In Sicilia, provincia di Catania, per soli sei anni è esistito un paese di nome Giarre Riposto. Venne creato dal regime fascista nel ‘39, dall’unificazione di due comuni omonimi. La città, che durante la sua breve vita cambierà nome in Ionia, è dimenticabile. I due centri di Giarre e Riposto si separeranno nuovamente dopo la Guerra, nel ’45, a causa delle diverse vocazioni economiche – rispettivamente agricola e marittima. Questa cittadina farà tuttavia in tempo a dare i natali a uno degli artisti siciliani più celebri: Franco Battiato.

Da tempo circolano voci sulle condizioni di salute dell’artista, ma è la musica quella che dovrebbe essere messa al centro: a questo proposito, Torneremo ancora è il nuovo progetto discografico del cantautore, più di settant’anni e 35 album all’attivo. Un inedito (la title track) e 14 tra le più celebri canzoni, incise dal vivo con la Royal Philharmonic Concert Orchestra.

I quattordici brani sono così eterogenei che è lecito presumere siano stati scelti perché tra i più significativi della carriera di Battiato – rappresentativi dell’eterogeneità stessa di quest’ultima, all’insegna delle continue sperimentazioni strumentali.
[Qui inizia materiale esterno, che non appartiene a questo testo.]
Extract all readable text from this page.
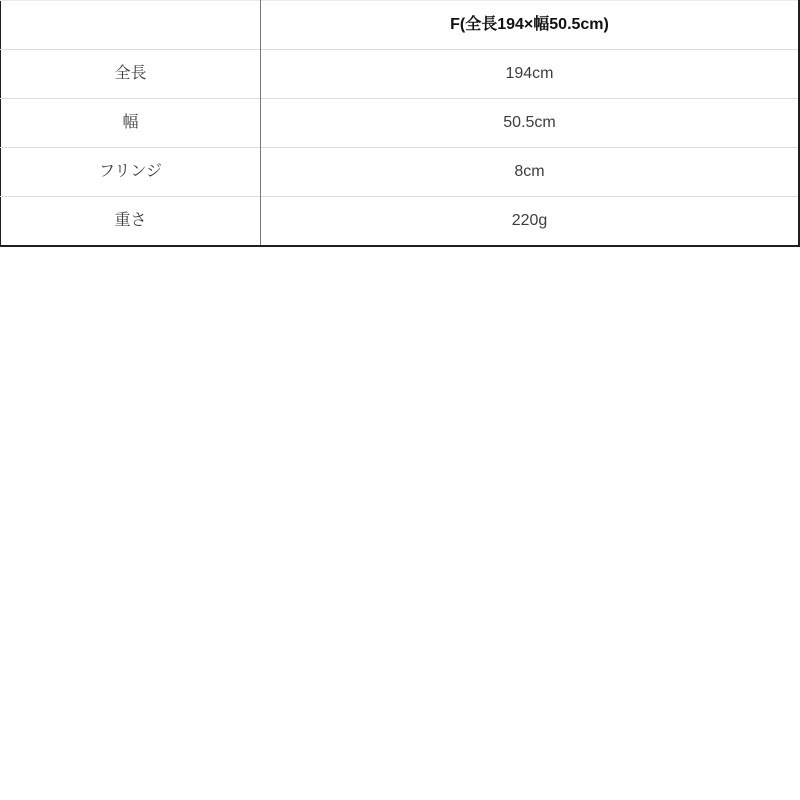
	F(全長194×幅50.5cm)
全長	194cm
幅	50.5cm
フリンジ	8cm
重さ	220g
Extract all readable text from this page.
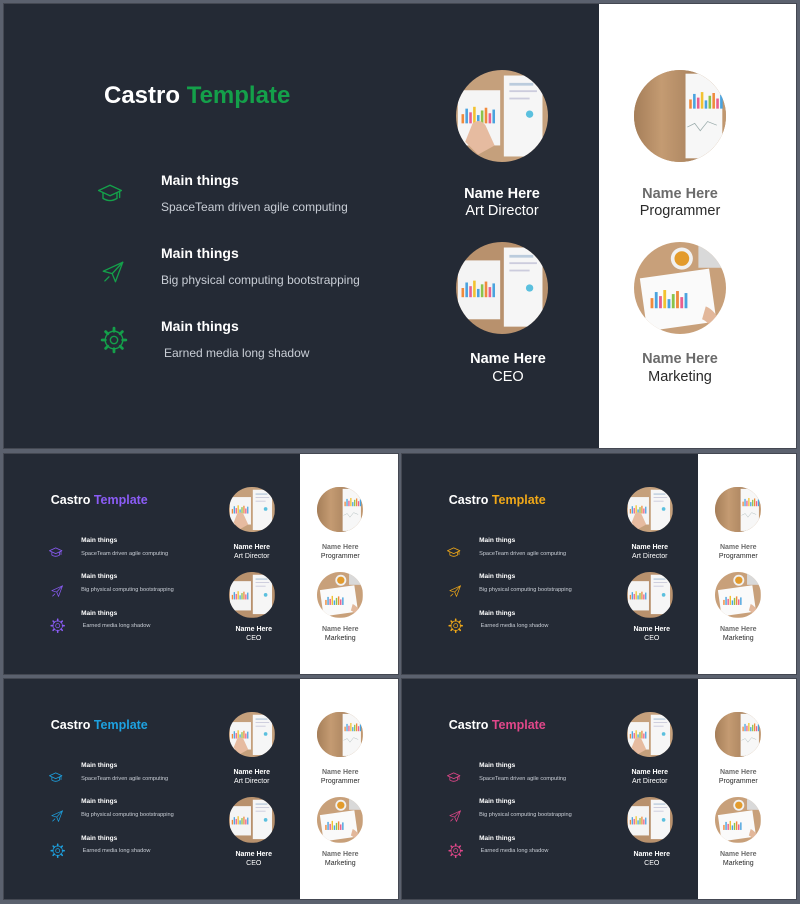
Castro Template
Main things
SpaceTeam driven agile computing
Main things
Big physical computing bootstrapping
Main things
Earned media long shadow
Name Here
Art Director
Name Here
Programmer
Name Here
CEO
Name Here
Marketing
Castro Template
Main things
SpaceTeam driven agile computing
Main things
Big physical computing bootstrapping
Main things
Earned media long shadow
Name Here
Art Director
Name Here
Programmer
Name Here
CEO
Name Here
Marketing
Castro Template
Main things
SpaceTeam driven agile computing
Main things
Big physical computing bootstrapping
Main things
Earned media long shadow
Name Here
Art Director
Name Here
Programmer
Name Here
CEO
Name Here
Marketing
Castro Template
Main things
SpaceTeam driven agile computing
Main things
Big physical computing bootstrapping
Main things
Earned media long shadow
Name Here
Art Director
Name Here
Programmer
Name Here
CEO
Name Here
Marketing
Castro Template
Main things
SpaceTeam driven agile computing
Main things
Big physical computing bootstrapping
Main things
Earned media long shadow
Name Here
Art Director
Name Here
Programmer
Name Here
CEO
Name Here
Marketing
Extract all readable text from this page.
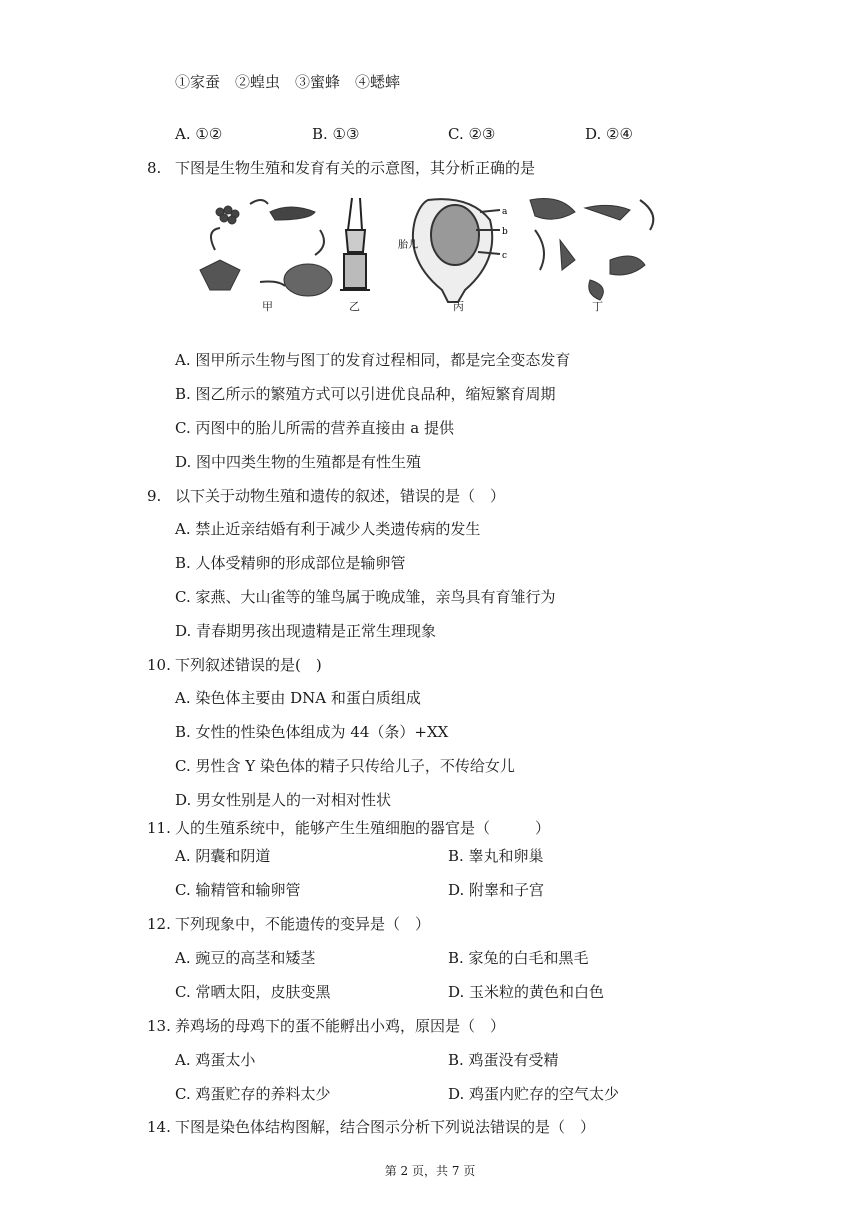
①家蚕　②蝗虫　③蜜蜂　④蟋蟀
A. ①②	B. ①③	C. ②③	D. ②④
8. 下图是生物生殖和发育有关的示意图，其分析正确的是
a
b
c
胎儿
甲	乙	丙	丁
A. 图甲所示生物与图丁的发育过程相同，都是完全变态发育
B. 图乙所示的繁殖方式可以引进优良品种，缩短繁育周期
C. 丙图中的胎儿所需的营养直接由 a 提供
D. 图中四类生物的生殖都是有性生殖
9. 以下关于动物生殖和遗传的叙述，错误的是（　）
A. 禁止近亲结婚有利于减少人类遗传病的发生
B. 人体受精卵的形成部位是输卵管
C. 家燕、大山雀等的雏鸟属于晚成雏，亲鸟具有育雏行为
D. 青春期男孩出现遗精是正常生理现象
10. 下列叙述错误的是(　)
A. 染色体主要由 DNA 和蛋白质组成
B. 女性的性染色体组成为 44（条）+XX
C. 男性含 Y 染色体的精子只传给儿子，不传给女儿
D. 男女性别是人的一对相对性状
11. 人的生殖系统中，能够产生生殖细胞的器官是（　　　）
A. 阴囊和阴道	B. 睾丸和卵巢
C. 输精管和输卵管	D. 附睾和子宫
12. 下列现象中，不能遗传的变异是（　）
A. 豌豆的高茎和矮茎	B. 家兔的白毛和黑毛
C. 常晒太阳，皮肤变黑	D. 玉米粒的黄色和白色
13. 养鸡场的母鸡下的蛋不能孵出小鸡，原因是（　）
A. 鸡蛋太小	B. 鸡蛋没有受精
C. 鸡蛋贮存的养料太少	D. 鸡蛋内贮存的空气太少
14. 下图是染色体结构图解，结合图示分析下列说法错误的是（　）
第 2 页，共 7 页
Introspezione psicologica e riferimenti pop, sincretismo culturale e gusto mediorientale, stilemi amorosi tradizionali e trasgressioni elettroniche si accavallano e si fondono in questo album come nell’intera produzione discografica dell’autore. Eccone una breve disamina:

Come un cammello in una grondaia – Come un cammello in una grondaia, 1991

 

Il primo brano prende il nome dal sedicesimo album di Battiato, uscito nel 1991.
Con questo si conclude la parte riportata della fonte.